Measured learning objectives: 1-14
Weekly assignments, results to be presented in writing and/or orally
Measured learning objectives: 1-14
Written paper: 65%
Weekly assignments: 35%
The final grade for the course is established by determining the weighted average with the additional requirement that the written paper must always be sufficient.
Assignments and written papers should be handed in within the deadline as provided in the relevant course outline on Brightspace.

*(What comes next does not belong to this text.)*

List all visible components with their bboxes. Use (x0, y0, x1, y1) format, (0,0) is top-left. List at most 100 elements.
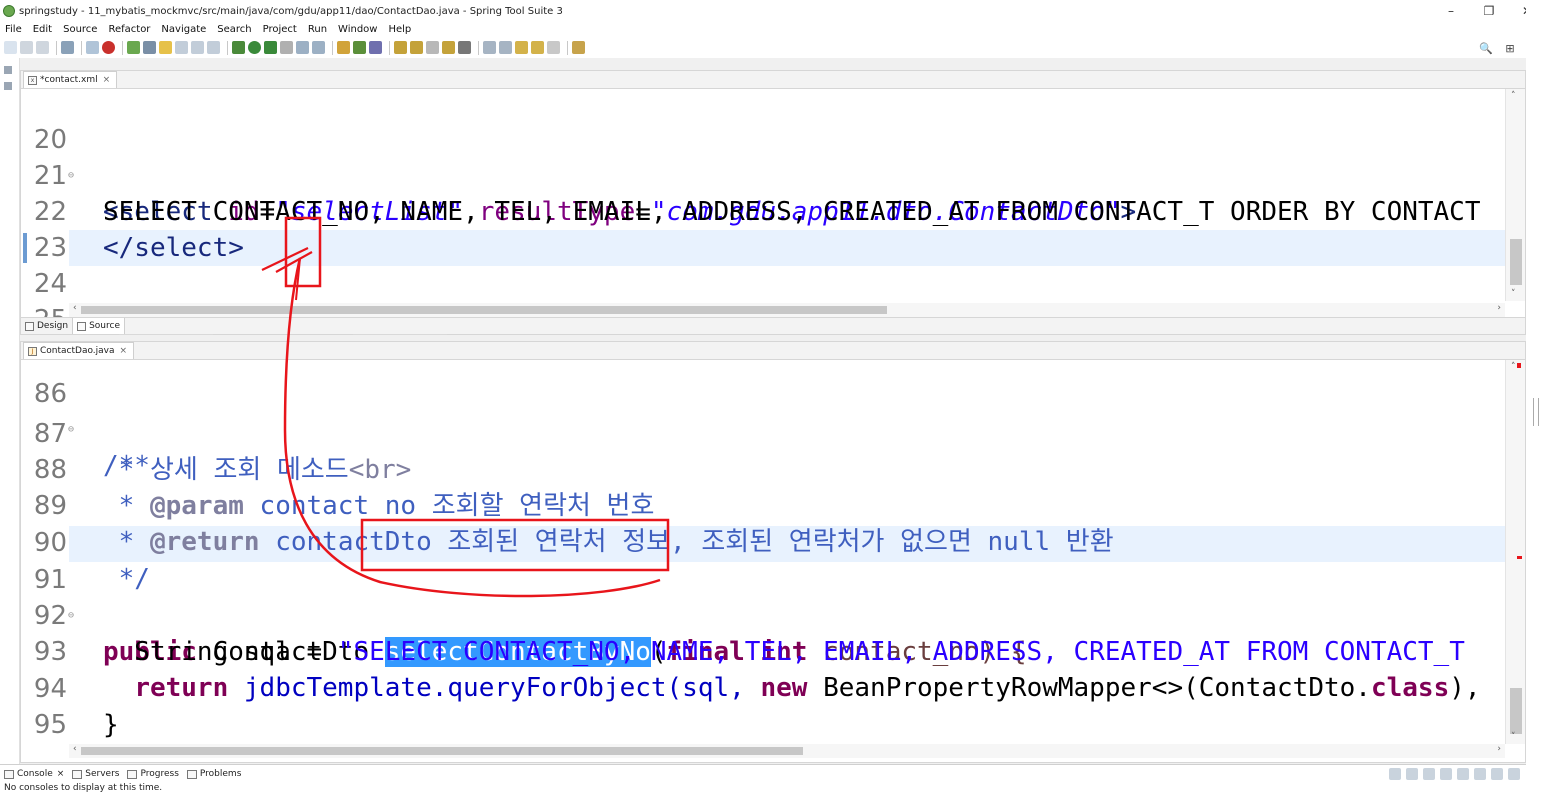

Should the overall mark be unsatisfactory, the paper is to be revised after consultation with the instructor.
Inspection and feedback
How and when a review of the written paper will take place will be disclosed together with the publication of the results at the latest. If a student requests a review within 30 days after publication of the results, a review of the written paper will have to be organised.
Reading lists will be compiled on an individual basis.
Enrolment through uSis is mandatory.
General information about uSis is available in English.
Registration Studeren à la carte and Contractonderwijs
This course can be taken either as a 5 EC course for students of the MA History: Ancient History or as a 10 EC optional course for the students of ResMA History: Ancient History and (Res)MA Classics and Ancient Civilizations.
Students who take the course as a 5 EC course (5774VRW02) will be required to write weekly assignments as well as a written paper consisting of ca. 4500-5000 words.
Students who take the course as a 10 EC course (5774VRW13) course will be required to write weekly assignments as well as a written paper consisting of ca. 8000-8500 words.